There are several limitations to this study. First, the data from the SEER database did not include detailed information about treatments, such as the dose fractionation regimen of radiotherapy, specific drugs and treatment courses of chemotherapy regimens, targeted therapy and immunotherapy. This makes it impossible for us to accurately evaluate the impact of different treatment details on patient outcomes. Second, lymph node involvement in the SEER database was only reported as present or absent according to the 6th edition of the AJCC TNM system. The lack of specific staging data regarding the number of metastatic lymph nodes may impact the assessment of the effect of lymph node metastasis on prognosis, potentially diminishing the predictive power of the model. Third, the SEER database does not cover all regions in the United States. The regions not included may have unique cancer characteristics, which could lead to certain biases in the research results based on the SEER database. Finally, as this is a retrospective study, potential selection bias is inevitable, and further external multicenter prospective validation is needed.

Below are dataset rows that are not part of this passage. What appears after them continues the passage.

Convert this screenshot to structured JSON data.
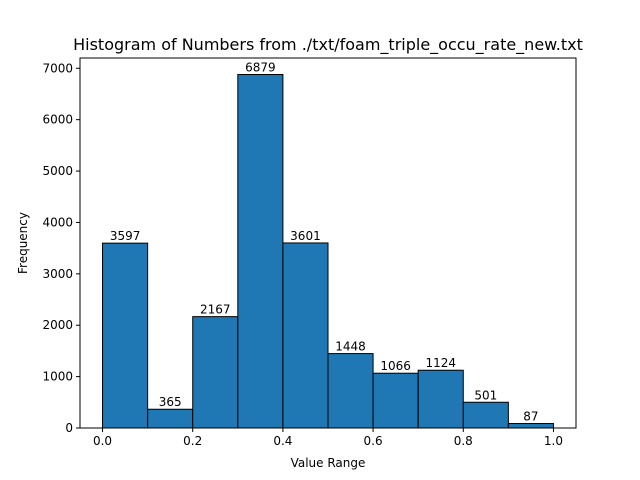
{
  "chart_data": {
    "type": "bar",
    "title": "Histogram of Numbers from ./txt/foam_triple_occu_rate_new.txt",
    "xlabel": "Value Range",
    "ylabel": "Frequency",
    "bin_edges": [
      0.0,
      0.1,
      0.2,
      0.3,
      0.4,
      0.5,
      0.6,
      0.7,
      0.8,
      0.9,
      1.0
    ],
    "values": [
      3597,
      365,
      2167,
      6879,
      3601,
      1448,
      1066,
      1124,
      501,
      87
    ],
    "xlim": [
      -0.05,
      1.05
    ],
    "ylim": [
      0,
      7200
    ],
    "x_ticks": [
      0.0,
      0.2,
      0.4,
      0.6,
      0.8,
      1.0
    ],
    "x_tick_labels": [
      "0.0",
      "0.2",
      "0.4",
      "0.6",
      "0.8",
      "1.0"
    ],
    "y_ticks": [
      0,
      1000,
      2000,
      3000,
      4000,
      5000,
      6000,
      7000
    ],
    "y_tick_labels": [
      "0",
      "1000",
      "2000",
      "3000",
      "4000",
      "5000",
      "6000",
      "7000"
    ],
    "grid": false,
    "bar_color": "#1f77b4",
    "edge_color": "#000000"
  }
}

In conclusion, upper ESCA is a rare subtype of ESCA. Compared with ESCA at other segments, it has significantly different clinical and prognostic characteristics. We developed a unique prognostic model specifically for upper ESCA, which demonstrated superior performance compared with the TNM model and total ESCA model. This model can assist clinicians in more accurately assessing the prognosis of upper ESCA, highlighting the necessity and advantages of creating personalized prognostic models for different subgroups of ESCA patients. In the future, research in several directions can further improve the predictive performance of the model: (1) Incorporating more detailed clinical information into the model will improve its predictive power. For example, unhealthy lifestyle factors related to ESCA, such as smoking, alcohol consumption volume and frequency, can be included. (2) With in-depth research on tumors, more specific molecules associated with the prognosis of upper ESCA will be discovered. For example, the expression of the C20orf54 gene, which is significantly different in the proximal and distal esophagus, is related to the prognosis of ESCA25. Integrating potential specific molecular markers into the model will further enhance its predictive performance. (3) In recent years, the rapid development of artificial intelligence and machine learning technologies has brought profound changes to many fields38,39. For example, Shayan Sharifi addressed critical challenges in maximizing transplant success rates while maintaining high biological compatibility by constructing a series of models, which is of great significance for solving the global shortage of kidney transplants. Model 1 focuses on compatibility based on blood type and panel reactive antibody (PRA). Model 2 incorporates a minimum threshold for HLA compatibility, improving the quality of transplantation. Model 3 integrates incompatible donor-recipient pairs across multiple agents, achieving a higher number of successful transplants39. This provides a good reference for further enhancing the predictive performance of our model: Developing multi-modal models that combine clinical data, imaging features, and molecular information will further optimize our current model. Strengthening efficient cooperation among different regions and hospitals, including data of diverse patients with upper ESCA will improve the clinical applicability of our current model.